Now, two years later, the results of JPMorgan’s decision are evident. Rates have risen, and the cash they held is yielding higher returns than the bonds BofA invested in. As a result, BofA is facing paper losses and criticism from analysts. However, BofA argues that they were not trying to outsmart the bond market and were simply looking for acceptable returns in the prevailing market conditions.
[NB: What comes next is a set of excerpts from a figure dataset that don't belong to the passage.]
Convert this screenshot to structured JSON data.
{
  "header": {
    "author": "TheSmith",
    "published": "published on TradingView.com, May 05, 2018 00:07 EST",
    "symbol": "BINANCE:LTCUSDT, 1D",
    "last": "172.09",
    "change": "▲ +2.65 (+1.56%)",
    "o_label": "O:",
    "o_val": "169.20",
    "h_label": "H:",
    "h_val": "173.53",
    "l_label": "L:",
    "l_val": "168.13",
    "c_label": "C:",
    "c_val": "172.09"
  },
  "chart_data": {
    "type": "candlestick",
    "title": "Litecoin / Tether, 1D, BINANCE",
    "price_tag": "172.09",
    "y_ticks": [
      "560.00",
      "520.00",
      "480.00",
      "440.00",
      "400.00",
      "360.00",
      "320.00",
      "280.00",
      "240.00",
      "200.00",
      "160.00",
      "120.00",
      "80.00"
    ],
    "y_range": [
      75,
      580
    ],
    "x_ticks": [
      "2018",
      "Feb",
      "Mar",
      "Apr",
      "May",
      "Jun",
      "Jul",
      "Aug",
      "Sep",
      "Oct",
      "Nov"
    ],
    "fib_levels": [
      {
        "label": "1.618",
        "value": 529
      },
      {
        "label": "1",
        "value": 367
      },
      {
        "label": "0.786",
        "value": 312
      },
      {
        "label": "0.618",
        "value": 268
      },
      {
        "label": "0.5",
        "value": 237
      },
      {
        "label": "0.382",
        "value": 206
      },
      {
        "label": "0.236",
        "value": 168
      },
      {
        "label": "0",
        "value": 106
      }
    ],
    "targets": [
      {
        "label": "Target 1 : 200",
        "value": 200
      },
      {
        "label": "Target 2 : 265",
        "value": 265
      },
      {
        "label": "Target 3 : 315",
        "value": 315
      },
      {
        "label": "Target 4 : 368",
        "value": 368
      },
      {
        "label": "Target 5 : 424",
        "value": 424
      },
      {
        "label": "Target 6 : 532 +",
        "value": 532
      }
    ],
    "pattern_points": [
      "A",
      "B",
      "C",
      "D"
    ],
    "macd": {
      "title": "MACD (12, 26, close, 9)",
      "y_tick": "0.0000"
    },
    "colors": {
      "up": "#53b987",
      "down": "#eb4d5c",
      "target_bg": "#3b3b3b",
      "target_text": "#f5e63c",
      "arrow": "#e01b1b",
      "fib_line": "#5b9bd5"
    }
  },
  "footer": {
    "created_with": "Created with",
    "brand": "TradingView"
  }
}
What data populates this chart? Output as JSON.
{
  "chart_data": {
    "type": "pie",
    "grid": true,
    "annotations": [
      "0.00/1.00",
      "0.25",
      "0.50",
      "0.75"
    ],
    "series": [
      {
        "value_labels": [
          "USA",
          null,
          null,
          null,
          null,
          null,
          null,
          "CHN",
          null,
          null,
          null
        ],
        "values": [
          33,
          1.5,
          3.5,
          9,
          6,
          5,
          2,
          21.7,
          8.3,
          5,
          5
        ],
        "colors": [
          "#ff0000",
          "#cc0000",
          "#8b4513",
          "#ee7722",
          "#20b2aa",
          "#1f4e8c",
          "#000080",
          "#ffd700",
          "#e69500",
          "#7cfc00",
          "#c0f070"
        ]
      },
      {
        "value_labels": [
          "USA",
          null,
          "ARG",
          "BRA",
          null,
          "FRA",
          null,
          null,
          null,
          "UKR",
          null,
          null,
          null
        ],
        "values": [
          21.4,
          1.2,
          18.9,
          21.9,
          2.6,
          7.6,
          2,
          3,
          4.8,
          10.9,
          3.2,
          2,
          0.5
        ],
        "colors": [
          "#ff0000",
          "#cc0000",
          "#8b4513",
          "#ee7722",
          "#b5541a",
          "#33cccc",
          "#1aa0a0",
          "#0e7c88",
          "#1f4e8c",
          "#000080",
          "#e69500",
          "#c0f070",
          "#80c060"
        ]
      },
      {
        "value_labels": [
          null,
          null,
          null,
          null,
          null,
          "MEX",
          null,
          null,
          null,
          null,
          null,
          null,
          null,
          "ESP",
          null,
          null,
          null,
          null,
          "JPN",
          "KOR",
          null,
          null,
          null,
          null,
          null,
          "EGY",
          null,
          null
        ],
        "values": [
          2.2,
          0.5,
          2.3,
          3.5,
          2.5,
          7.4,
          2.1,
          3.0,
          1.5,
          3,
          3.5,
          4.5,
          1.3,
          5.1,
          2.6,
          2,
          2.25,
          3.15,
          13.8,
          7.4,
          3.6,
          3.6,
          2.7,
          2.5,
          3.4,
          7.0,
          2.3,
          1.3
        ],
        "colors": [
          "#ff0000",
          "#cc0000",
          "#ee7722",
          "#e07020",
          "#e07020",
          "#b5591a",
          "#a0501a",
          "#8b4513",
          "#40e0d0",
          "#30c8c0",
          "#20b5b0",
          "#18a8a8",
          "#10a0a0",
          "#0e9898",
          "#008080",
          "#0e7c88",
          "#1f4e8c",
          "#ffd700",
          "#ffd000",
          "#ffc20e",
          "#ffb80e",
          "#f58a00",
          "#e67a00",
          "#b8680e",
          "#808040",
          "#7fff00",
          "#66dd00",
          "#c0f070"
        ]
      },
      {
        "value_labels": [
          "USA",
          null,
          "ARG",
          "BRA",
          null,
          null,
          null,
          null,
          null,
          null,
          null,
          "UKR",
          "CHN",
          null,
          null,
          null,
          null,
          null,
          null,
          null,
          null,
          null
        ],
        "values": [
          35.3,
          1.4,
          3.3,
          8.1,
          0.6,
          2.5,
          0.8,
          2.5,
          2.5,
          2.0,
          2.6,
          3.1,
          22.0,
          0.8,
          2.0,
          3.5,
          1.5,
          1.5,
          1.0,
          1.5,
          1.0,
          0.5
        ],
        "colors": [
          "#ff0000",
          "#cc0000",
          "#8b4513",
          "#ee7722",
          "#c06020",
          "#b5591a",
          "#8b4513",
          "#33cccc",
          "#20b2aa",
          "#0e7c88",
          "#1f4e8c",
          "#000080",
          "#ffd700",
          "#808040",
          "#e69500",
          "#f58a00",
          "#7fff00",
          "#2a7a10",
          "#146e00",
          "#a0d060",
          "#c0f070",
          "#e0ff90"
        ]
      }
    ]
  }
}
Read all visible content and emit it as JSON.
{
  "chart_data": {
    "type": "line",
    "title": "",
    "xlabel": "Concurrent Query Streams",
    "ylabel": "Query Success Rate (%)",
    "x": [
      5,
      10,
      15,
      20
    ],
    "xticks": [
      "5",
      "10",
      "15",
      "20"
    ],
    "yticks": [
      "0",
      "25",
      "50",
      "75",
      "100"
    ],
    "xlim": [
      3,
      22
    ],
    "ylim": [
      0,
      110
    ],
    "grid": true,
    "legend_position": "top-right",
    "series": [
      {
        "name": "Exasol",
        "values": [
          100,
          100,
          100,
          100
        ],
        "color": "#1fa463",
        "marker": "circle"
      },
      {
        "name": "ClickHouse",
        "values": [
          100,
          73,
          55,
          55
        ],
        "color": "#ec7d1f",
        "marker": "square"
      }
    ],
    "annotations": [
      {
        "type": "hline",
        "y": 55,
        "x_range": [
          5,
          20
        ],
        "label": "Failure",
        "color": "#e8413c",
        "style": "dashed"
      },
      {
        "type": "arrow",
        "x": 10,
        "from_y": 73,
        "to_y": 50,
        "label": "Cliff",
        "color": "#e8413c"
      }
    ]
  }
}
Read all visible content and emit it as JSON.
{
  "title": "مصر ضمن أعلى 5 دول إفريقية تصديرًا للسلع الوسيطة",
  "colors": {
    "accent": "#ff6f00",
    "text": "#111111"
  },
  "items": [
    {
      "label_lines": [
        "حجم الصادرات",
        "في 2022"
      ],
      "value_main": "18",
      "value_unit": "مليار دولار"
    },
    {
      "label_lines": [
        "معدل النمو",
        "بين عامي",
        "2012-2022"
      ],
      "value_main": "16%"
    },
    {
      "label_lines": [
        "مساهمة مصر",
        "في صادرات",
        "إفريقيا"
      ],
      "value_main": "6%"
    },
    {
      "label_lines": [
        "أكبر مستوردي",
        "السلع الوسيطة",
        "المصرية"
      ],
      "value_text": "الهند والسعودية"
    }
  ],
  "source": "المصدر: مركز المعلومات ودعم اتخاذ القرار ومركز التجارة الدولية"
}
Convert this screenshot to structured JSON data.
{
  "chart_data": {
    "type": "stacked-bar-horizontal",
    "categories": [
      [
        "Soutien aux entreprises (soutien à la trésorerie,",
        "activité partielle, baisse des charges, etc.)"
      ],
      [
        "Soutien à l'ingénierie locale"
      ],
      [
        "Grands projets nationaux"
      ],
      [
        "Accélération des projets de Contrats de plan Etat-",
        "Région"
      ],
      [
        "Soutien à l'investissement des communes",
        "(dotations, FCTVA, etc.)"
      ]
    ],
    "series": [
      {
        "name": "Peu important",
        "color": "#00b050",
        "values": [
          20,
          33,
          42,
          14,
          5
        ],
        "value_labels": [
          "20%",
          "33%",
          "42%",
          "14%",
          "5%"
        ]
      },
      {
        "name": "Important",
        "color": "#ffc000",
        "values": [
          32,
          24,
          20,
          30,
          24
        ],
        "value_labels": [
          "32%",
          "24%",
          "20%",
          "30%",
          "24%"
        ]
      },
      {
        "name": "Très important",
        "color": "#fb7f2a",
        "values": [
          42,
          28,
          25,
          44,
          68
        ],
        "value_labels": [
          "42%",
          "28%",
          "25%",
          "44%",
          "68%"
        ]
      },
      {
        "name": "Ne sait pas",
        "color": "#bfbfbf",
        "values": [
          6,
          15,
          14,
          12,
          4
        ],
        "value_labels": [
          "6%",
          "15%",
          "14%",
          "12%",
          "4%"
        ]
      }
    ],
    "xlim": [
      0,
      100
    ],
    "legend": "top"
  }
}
BofA’s problem is not permanent. Their securities portfolio is gradually rolling off, and their yield is slowly increasing. However, in the current situation, BofA’s approach to capital allocation may seem unfavorable. It’s important to remember that banking is a long-term game, and the best risk-adjusted returns are measured over an entire economic cycle.

Overall, BofA’s situation may not be ideal, but it’s important to consider the broader context and the bank’s strategy.

Reference

Denial of responsibility! VigourTimes is an automatic aggregator of Global media. In each content, the hyperlink to the primary source is specified. All trademarks belong to their rightful owners, and all materials to their authors. For any complaint, please reach us at – [email protected]. We will take necessary action within 24 hours.
Denial of responsibility! Vigour Times is an automatic aggregator of Global media. In each content, the hyperlink to the primary source is specified. All trademarks belong to their rightful owners, and all materials to their authors. For any complaint, please reach us at – [email protected]. We will take necessary action within 24 hours.